I negoziati sono andati avanti fino all’ultimo alla COP26 di Glasgow. A un passo dal voto finale, India e Cina (spalleggiate da Sud Africa e Iran) hanno imposto un cambiamento: sul carbone, sostituire ‘phasing-out’ (eliminazione progressiva) con ‘phasing-down’ (diminuzione).
Il testo finale del Glasgow Climate Pact, la terza versione rimaneggiata ‘last minute’, è stata alla fine approvata: richiede ai 197 paesi presenti (più l’Ue) di “rivedere e rafforzare” gli obiettivi di tagli alle emissioni di CO2 per il 2030, gli stati sono chiamati a presentare dei nuovi piani a fine 2022 per rispettare l’impegno di mantenere il riscaldamento a 1,5 gradi a fine secolo.
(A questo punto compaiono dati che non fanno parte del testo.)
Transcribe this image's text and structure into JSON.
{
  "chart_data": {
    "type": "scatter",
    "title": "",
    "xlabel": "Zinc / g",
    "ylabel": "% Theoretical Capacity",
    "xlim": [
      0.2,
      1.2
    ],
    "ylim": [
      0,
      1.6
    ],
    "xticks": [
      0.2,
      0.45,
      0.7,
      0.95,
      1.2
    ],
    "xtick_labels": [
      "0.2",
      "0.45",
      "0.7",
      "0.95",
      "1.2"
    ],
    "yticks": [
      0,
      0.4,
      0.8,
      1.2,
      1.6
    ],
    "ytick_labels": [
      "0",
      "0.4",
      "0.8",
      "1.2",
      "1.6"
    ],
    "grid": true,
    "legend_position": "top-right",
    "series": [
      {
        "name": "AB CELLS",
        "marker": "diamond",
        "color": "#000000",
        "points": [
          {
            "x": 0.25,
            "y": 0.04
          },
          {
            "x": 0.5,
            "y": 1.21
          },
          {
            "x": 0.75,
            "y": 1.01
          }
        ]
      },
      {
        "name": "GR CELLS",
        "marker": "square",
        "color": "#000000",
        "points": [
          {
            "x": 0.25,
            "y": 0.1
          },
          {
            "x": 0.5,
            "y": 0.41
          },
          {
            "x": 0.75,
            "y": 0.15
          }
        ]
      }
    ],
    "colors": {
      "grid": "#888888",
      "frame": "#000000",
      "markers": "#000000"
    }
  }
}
Ma c’è una scappatoia: “Tenendo conto delle differenti circostanze nazionali”, che lascia un margine di manovra ai riottosi per rallentare l’azione.
C’è comunque una prima volta: la messa al bando del carbone viene citata in un documento Onu, sebbene anche qui con delle attenuanti. Tuttavia il riferimento è soltanto all’“unabated coal”, cioè alle estrazioni che non hanno un “sistema di cattura di CO2” e mette lo stop soltanto alle “sovvenzioni inefficaci” per le energie fossili.
Il testo finale inoltre non integra la proposta di aprire un fondo speciale per “compensazioni” sulle “perdite e danni” dei paesi poveri, che non sono responsabili delle emissioni a effetto serra ma ne subiscono pesantemente gli effetti. Senza nessun obbligo formale, c’è solo l’impegno dei ricchi di “considerare un raddoppio” dei finanziamenti (che per i poveri si traducono in un aumento del debito a differenza delle sovvenzioni), che nel 2009 erano stati stabiliti a 100 miliardi di dollari l’anno (ma questa cifra non è ancora rispettata).
Il compromesso raggiunto a Glasgow presenta una serie di promesse, ma non è legalmente vincolante, perché non è un Trattato internazionale. Non sono previste sanzioni per chi non lo rispetta. D’altronde, le economie in via di sviluppo rifiutano il cosiddetto ‘approccio unico’. Dal loro punto di vista non si possono chiedere i medesimi sforzi, quindi mettere sullo stesso piano, i paesi ricchi (quelli che hanno fino ad ora ‘ammazzato’ il Pianeta) e tutti gli altri Stati.
Alcuni risultati in ordine sparso sono comunque stati raggiunti: dalla dichiarazione congiunta Usa-Cina sull’importanza dell’obiettivo di 1,5 gradi ai 100 paesi che si sono impegnati a mettere fine alla deforestazione per il 2030, dalle nazioni (anche in questo caso 100) che affermano di voler tagliare il metano del 30% ai 40 Stati che promettono lo stop al carbone (ma non ci sono né Usa, né Cina), dall’impegno di alcuni di non finanziare investimenti nei combustibili fossili all’estero all’alleanza Boga (Beyond oil and gas) che fa balenare l’uscita dai carburanti fossili. Con una chicca finale: 450 istituzioni finanziarie, che gestiscono centinaia di miliardi di capitale, hanno promesso di investire in energie pulite. Un annuncio che, per alcuni osservatori, ha il sapore amaro del greenwashing.